Artist: Thom Brennan
Album: Beneath Clouds

Label: Arya

Beneath Clouds
The Arya label, a division of Amplexus (the Italian label known for its ltd edition 3" CD releases and unique packaging) has recently released Beneath Clouds, the new CD by Thom Brennan. Beneath Clouds is Brennan's second full-length CD release and his first since the 1987 self-released cassette Mountains.

Beneath Clouds comes beautifully packaged, which is typical of all Amplexus/Arya releases, and contains two lengthy tracks (Pt.1: 31 minutes & Pt.2: 41 minutes) which blend seamlessly and should be considered one long musical journey. Both Parts take quite a while to evolve. They are not compositions made of several separate ideas linked by spacey interludes, but rather (as with much of Brennan's work) they are one idea that opens, evolves, and folds back in on itself over time.

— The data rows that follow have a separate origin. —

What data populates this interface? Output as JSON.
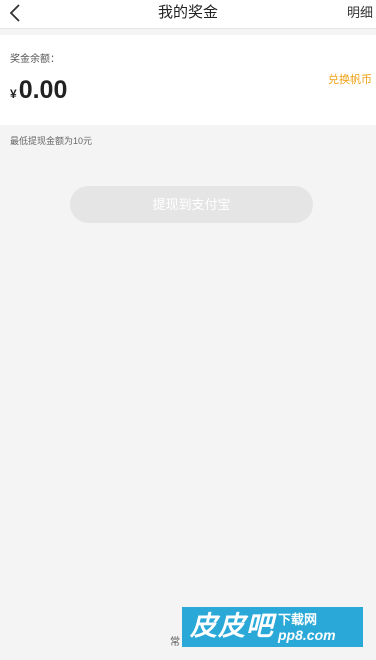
{
  "header": {
    "back_icon": "chevron-left-icon",
    "title": "我的奖金",
    "detail_label": "明细"
  },
  "balance": {
    "label": "奖金余额：",
    "currency": "¥",
    "amount": "0.00",
    "exchange_label": "兑换帆币"
  },
  "withdraw": {
    "min_note": "最低提现金额为10元",
    "button_label": "提现到支付宝"
  },
  "footer": {
    "text": "常"
  },
  "watermark": {
    "brand": "皮皮吧",
    "sub": "下载网",
    "domain": "pp8.com"
  },
  "colors": {
    "accent": "#f0a014",
    "background": "#f4f4f4",
    "button_disabled": "#e5e5e5",
    "watermark": "#2aa9d8"
  }
}
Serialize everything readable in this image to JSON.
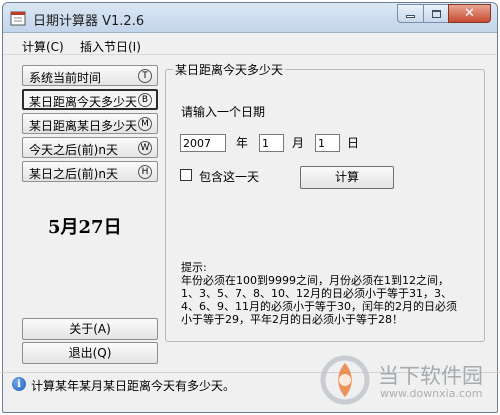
{
  "window": {
    "title": "日期计算器 V1.2.6"
  },
  "menu": {
    "items": [
      "计算(C)",
      "插入节日(I)"
    ]
  },
  "nav": {
    "items": [
      {
        "label": "系统当前时间",
        "key": "T"
      },
      {
        "label": "某日距离今天多少天",
        "key": "B"
      },
      {
        "label": "某日距离某日多少天",
        "key": "M"
      },
      {
        "label": "今天之后(前)n天",
        "key": "W"
      },
      {
        "label": "某日之后(前)n天",
        "key": "H"
      }
    ],
    "active_index": 1
  },
  "date_display": "5月27日",
  "buttons": {
    "about": "关于(A)",
    "exit": "退出(Q)",
    "calculate": "计算"
  },
  "group": {
    "title": "某日距离今天多少天",
    "prompt": "请输入一个日期",
    "year_value": "2007",
    "year_unit": "年",
    "month_value": "1",
    "month_unit": "月",
    "day_value": "1",
    "day_unit": "日",
    "include_day_label": "包含这一天",
    "include_day_checked": false
  },
  "tip": {
    "heading": "提示:",
    "body": "年份必须在100到9999之间，月份必须在1到12之间，1、3、5、7、8、10、12月的日必须小于等于31，3、4、6、9、11月的必须小于等于30，闰年的2月的日必须小于等于29，平年2月的日必须小于等于28！"
  },
  "status": {
    "text": "计算某年某月某日距离今天有多少天。",
    "icon": "info-icon"
  },
  "watermark": {
    "name": "当下软件园",
    "url": "www.downxia.com"
  },
  "colors": {
    "title_gradient_top": "#dbe7f4",
    "close_button": "#c74a32",
    "info_icon": "#1f5fbf",
    "watermark_orange": "#e8742a"
  }
}
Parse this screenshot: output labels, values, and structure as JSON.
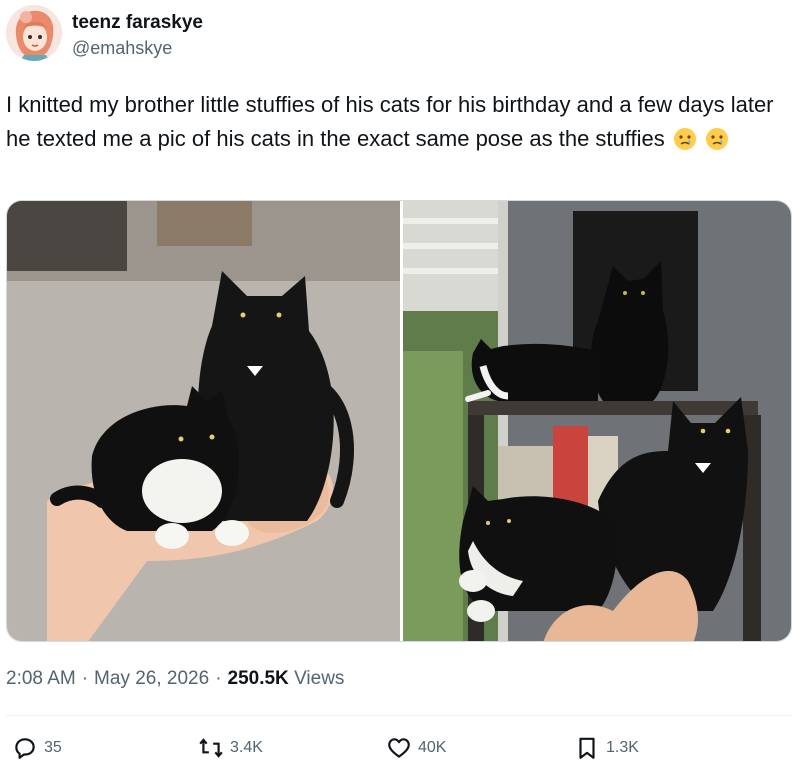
{
  "user": {
    "display_name": "teenz faraskye",
    "handle": "@emahskye"
  },
  "tweet": {
    "text": "I knitted my brother little stuffies of his cats for his birthday and a few days later he texted me a pic of his cats in the exact same pose as the stuffies",
    "emojis": [
      "crying-face-icon",
      "crying-face-icon"
    ]
  },
  "meta": {
    "time": "2:08 AM",
    "date": "May 26, 2026",
    "views_count": "250.5K",
    "views_label": "Views",
    "separator": "·"
  },
  "actions": {
    "replies": "35",
    "retweets": "3.4K",
    "likes": "40K",
    "bookmarks": "1.3K"
  },
  "colors": {
    "text": "#0f1419",
    "secondary": "#536471",
    "divider": "#eff3f4"
  }
}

Part One is the more perceivably rhythmic of the two parts, focused by complex, somewhat minimal layers of patterns. It asks us not to follow a beat but to search for the pulse, thereby inviting us inside the composition. The patterns start almost immediately at the onset. Brennan keeps the piece interesting by slowly, almost subliminally, adding and removing patterns from the mix while layering slow, breathy melodies and deep pads above the familiar pulse. The overall experience is organic and earthbound.

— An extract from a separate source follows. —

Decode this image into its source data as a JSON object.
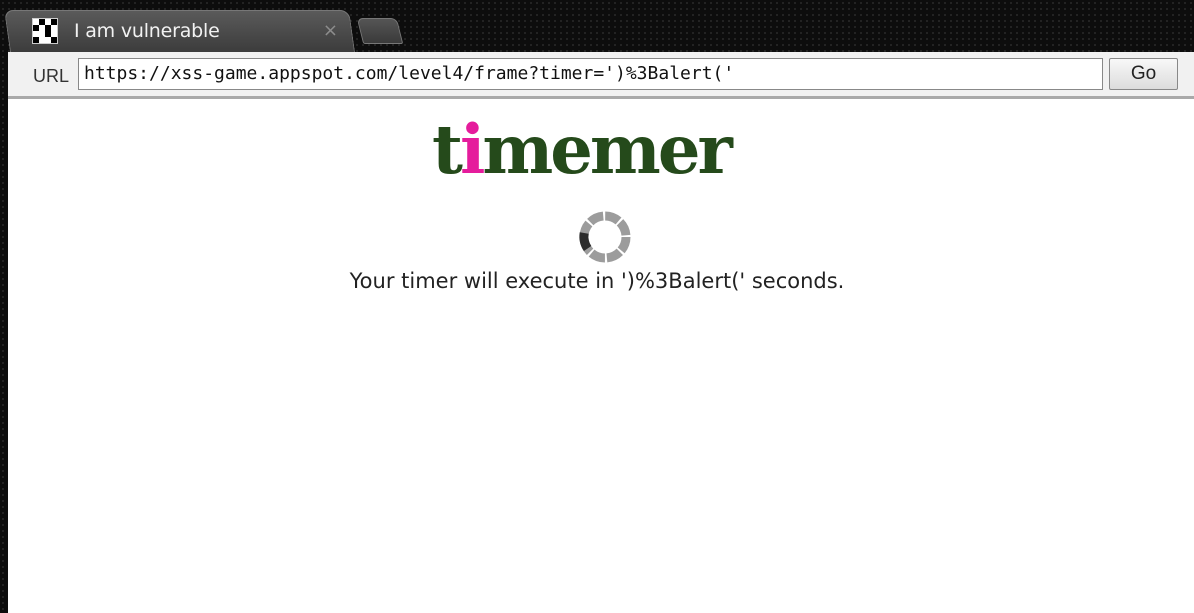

The beginning of Part Two is spent settling down after the activity of Part One and builds slowly with layers of soft, breathy melody, deep metallic strikes, swirling chimes, buzzes, and finally - an ever evolving struck metal tone pattern. Above this pattern Brennan's well-placed, floating pitch-bend lead evokes cloudwalking. Part Two lands, after a brief pause, and soon we're following a more aggressive and staggered pattern through the same cloud of synth layers. All the while the deep metallic strikes remind us that we're not far from where we first began. As Beneath Clouds fades away, it doesn't really end - we can still hear Brennan and his synths continuing without us in the distance.

Brennan's music is evocative of place, that place being "an island of the East China Sea" where he spent his youth. It's clear that Thom's music is (at least in part) expressing an attachment to this tropical region from his past.

Although Brennan has been making music since 1980, we've not really seen much in the way of completed solo recordings. Recently there has been The Path Not Taken (the Amplexus 3" from 1995), the reissue of the 1987 Mountains cassette on Rubicon (in 1993, with the newer bonus track Monsoon), and collaborative efforts with Steve Roach on In the Heat of Venus and New Moon at Forbidden Mesa from the anthology Western Spaces (1987).

As with many artists in his field, Brennan faces an obstacle in the path of realizing his art: music is his avocation, not vocation. In other words, there's really no money in the kind of esoteric music these artists are making. Therefore, most must have a "day gig" to get by.

I have tremendous respect for those who possess the will to be heard and to get their music out through independent CD releases. People such as Thom Brennan do not create music because it's their job, they do it because it's their calling. It's in their blood and under their skin. Simply, it's what they _must_ do.